D’une part, sachant que la croissance anticipée du PIB et le taux d’inflation attendu ne sont que de 1,1 % pour la zone euro en 2020, il est normal que l’euro se négocie à son plus faible niveau contre le dollar américain (1 euro équivaut à 1,10 $ US) depuis le printemps 2017. D’autre part, pendant la dernière décennie, l’Euro Stoxx 600, le principal indice de référence européen, a sous-performé le S&P 500 par plus de 160 % note de bas de page 9!

Grâce, notamment, à l’espoir d’un dénouement positif pour le Brexit et à la récente stabilisation de l’activité manufacturière dans la zone euro, nous pensons qu’une exposition accrue au marché boursier européen est une décision judicieuse pour cette année. Voilà pourquoi nous avons augmenté notre pondération dans le titre d’Orange (ORAN), une société française de télécommunications. À ce sujet, un avis d’exécution sera publié en mars.

Performance par décennie : S&P 500 – MSCI Europe – MSCI Marchés émergents

Retour à la moyenne 3 – Retour du style valeur

À pareille date l’an dernier, lors de notre tournée de conférences, nous avons annoncé que la probabilité d’une récession aux États-Unis au cours des 12 prochains mois n’était que de 25 %. Malgré le fait que notre modèle d’anticipation de récession économique avait émis un signal d’alerte en décembre 2018, nous demeurions optimistes à l’égard des perspectives de rendement pour 2019. Voici un extrait du Rapporteur – Perspectives 2019 :

« On pourrait s’attendre à ce que les marchés boursiers maintiennent à court terme une tendance baissière. Or, par le passé, il s’est écoulé en moyenne 14 mois entre la date de déclenchement de notre modèle prévisionnel et celle d’un début de récession. Depuis 1950, ce phénomène s’est produit à neuf reprises et la performance moyenne du S&P 500 a été positive, de l’ordre de 3,95 %. Cette année, il est donc probable que les indices de référence affichent un rendement positif, et même qu’ils atteignent de nouveaux sommets. »

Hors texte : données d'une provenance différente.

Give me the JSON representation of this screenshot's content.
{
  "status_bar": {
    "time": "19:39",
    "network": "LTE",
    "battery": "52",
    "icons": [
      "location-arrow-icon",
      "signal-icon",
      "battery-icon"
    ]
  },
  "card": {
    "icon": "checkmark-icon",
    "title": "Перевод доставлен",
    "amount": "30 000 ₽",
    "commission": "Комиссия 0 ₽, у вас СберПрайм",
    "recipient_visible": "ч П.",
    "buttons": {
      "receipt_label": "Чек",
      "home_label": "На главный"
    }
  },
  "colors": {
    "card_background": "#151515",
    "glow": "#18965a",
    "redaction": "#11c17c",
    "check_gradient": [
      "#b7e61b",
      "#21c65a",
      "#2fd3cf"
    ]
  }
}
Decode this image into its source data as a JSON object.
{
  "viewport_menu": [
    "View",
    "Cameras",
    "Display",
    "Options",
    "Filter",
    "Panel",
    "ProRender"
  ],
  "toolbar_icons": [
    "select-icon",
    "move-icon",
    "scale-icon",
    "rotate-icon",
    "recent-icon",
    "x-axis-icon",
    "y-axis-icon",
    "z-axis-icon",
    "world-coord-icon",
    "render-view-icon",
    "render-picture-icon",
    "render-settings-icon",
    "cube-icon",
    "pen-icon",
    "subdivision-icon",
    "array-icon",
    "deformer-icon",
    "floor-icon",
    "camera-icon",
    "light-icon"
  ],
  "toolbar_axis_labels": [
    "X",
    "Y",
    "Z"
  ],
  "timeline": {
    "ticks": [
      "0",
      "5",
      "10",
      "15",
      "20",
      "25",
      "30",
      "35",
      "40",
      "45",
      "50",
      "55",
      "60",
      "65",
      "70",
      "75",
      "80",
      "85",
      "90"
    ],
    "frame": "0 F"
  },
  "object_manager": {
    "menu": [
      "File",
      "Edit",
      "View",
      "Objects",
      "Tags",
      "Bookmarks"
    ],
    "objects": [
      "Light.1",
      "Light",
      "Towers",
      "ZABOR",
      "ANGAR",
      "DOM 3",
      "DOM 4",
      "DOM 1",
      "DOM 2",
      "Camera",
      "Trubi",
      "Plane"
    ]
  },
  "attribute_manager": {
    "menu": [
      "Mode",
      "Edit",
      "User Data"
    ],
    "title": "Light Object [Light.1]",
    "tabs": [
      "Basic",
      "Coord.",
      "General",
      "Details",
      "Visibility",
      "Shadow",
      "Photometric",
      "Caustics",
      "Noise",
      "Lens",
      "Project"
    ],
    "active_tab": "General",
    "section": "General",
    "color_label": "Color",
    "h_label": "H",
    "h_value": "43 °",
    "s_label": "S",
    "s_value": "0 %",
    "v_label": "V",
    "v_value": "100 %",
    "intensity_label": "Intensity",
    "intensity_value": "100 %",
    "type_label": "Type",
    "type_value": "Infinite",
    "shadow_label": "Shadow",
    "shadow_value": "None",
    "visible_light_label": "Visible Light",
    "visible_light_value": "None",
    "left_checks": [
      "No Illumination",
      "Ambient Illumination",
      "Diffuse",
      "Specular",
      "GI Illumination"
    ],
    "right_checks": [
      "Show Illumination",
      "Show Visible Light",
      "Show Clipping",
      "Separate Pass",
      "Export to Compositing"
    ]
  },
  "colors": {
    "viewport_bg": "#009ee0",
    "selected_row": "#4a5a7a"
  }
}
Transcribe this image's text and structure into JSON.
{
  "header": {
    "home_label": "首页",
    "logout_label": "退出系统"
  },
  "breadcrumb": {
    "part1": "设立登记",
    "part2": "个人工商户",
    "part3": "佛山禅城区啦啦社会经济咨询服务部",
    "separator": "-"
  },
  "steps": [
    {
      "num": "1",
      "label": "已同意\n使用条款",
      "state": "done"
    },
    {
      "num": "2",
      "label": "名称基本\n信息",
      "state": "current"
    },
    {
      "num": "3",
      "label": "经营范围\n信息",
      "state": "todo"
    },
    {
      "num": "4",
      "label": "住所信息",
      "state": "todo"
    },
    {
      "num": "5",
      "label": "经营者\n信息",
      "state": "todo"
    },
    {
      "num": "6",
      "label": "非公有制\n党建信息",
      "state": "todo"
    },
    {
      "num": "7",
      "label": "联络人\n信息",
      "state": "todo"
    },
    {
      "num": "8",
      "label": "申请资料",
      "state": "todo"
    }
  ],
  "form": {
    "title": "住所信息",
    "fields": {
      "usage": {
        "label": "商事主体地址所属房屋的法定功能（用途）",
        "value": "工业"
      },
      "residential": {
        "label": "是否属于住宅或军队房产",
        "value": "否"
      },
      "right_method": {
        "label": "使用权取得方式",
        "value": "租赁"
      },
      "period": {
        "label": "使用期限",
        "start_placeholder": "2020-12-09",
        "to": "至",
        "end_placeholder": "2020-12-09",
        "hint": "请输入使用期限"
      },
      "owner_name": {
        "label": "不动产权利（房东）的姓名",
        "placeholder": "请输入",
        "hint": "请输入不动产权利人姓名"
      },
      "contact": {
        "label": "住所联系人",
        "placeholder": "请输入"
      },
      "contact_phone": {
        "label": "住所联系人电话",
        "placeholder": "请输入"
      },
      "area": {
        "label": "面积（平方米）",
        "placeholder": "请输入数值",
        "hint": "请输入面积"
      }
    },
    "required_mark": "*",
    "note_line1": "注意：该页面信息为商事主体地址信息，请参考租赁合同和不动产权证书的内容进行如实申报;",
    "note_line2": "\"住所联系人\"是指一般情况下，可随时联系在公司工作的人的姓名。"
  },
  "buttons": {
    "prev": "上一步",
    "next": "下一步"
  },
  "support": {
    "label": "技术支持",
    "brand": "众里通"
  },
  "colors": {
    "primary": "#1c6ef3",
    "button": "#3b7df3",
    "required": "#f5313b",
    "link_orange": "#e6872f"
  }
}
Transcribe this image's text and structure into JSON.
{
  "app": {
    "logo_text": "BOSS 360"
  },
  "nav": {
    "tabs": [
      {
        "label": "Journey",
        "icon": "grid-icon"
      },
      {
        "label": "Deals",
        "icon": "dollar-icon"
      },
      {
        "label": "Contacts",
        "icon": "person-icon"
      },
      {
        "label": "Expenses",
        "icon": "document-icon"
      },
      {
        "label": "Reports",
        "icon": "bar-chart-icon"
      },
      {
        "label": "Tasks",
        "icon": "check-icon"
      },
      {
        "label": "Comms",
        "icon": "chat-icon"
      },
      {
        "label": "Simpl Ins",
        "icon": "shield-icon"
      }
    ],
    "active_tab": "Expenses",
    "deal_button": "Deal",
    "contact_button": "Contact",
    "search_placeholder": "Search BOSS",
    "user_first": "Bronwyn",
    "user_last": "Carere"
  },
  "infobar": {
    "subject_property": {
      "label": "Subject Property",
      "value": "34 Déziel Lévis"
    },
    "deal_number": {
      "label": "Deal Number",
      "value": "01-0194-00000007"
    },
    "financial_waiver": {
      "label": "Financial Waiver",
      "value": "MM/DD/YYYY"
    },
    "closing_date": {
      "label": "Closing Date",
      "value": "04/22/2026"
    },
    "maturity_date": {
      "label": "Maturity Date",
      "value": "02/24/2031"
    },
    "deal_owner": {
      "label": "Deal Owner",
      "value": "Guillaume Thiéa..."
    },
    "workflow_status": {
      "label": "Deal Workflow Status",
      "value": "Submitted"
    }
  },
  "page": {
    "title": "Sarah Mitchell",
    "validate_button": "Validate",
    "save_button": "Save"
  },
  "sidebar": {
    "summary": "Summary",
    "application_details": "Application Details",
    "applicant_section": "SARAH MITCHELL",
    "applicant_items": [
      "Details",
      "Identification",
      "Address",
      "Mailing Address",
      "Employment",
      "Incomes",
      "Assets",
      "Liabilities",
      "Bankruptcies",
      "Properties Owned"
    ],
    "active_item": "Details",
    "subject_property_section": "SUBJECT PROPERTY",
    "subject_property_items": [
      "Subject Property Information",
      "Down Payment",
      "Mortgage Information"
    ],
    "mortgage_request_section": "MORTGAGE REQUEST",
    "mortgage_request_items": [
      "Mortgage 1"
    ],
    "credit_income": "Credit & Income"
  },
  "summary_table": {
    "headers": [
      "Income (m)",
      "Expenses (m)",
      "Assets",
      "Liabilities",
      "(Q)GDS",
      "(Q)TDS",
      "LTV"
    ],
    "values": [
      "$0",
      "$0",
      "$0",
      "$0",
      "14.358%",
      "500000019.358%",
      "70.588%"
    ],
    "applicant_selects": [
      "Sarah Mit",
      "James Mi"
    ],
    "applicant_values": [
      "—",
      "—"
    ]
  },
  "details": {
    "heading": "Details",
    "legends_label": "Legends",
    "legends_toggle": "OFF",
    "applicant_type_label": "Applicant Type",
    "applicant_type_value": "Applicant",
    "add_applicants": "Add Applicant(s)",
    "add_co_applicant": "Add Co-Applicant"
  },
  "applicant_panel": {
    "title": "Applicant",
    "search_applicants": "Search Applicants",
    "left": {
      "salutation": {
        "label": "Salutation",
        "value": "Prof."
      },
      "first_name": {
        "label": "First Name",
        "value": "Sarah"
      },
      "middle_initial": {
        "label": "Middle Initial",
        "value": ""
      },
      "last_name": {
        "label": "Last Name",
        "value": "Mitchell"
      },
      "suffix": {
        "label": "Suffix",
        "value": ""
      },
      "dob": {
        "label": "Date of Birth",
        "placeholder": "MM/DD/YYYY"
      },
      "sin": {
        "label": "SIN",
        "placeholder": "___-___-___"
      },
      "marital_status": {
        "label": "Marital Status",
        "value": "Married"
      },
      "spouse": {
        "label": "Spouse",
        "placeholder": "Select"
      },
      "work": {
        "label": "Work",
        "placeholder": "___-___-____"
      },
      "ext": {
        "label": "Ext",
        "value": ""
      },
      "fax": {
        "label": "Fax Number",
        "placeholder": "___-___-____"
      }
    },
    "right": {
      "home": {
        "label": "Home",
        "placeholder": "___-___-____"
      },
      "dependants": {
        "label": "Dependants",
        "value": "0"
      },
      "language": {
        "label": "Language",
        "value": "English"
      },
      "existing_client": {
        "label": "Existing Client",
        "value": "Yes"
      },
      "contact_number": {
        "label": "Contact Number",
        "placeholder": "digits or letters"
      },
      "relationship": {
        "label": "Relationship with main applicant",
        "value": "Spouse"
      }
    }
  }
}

Comme vous l’avez sûrement constaté, le délai de 14 mois évoqué dans cet extrait tire à sa fin, ce qui laisse présager une récession imminente chez nos voisins du Sud. Or, cette donnée est une moyenne et il est donc probable que la phase d’expansion du cycle économique se poursuive à court terme pour des raisons telles que la confiance élevée du consommateur et les baisses successives du taux directeur. Ainsi, nous évaluons aujourd’hui à 40 % la probabilité qu’une récession débute aux États-Unis en 2020. Face à une telle éventualité, une gestion de portefeuille plus prudente est justifiée.

En outre, historiquement, le S&P 500 recule d’au moins 10 % une fois par année. En 2019, le principal indice de référence américain n’a connu aucune baisse de cette amplitude, augmentant ainsi cette possibilité pour 2020. Grâce à un niveau de liquidités/obligations à 17.1% dans le portefeuille Croissance, nous serons donc en mesure de profiter des occasions d’investissement qui se présenteront.

Baisses du S&P 500 Fréquence moyenne
– 5 % 3 fois par année
– 10 % 1 fois par année
– 15 % 1 fois tous les deux ans
– 20 % 1 fois tous les 3,5 ans

Source : Ben Carlson. How Market Crashes Happen: A Wealth of Common Sense, 8 janvier 2017.

Aussi, le style croissance (ligne rouge) est vulnérable face à un retour à la moyenne favorisant le style valeur (ligne bleue). À l’heure actuelle, sur une base historique, la différence de rendement entre ces deux styles de gestion se situe au 97e percentile. Dans le cadre d’une récente étudenote de bas de page 10, des chercheurs ont révélé qu’un rétrécissement de cet écart de performance aussi modeste que de deux rangs percentiles (du 97e au 95e percentile) procurerait un rendement supérieur de 9 % pour le style valeur par rapport au style croissance!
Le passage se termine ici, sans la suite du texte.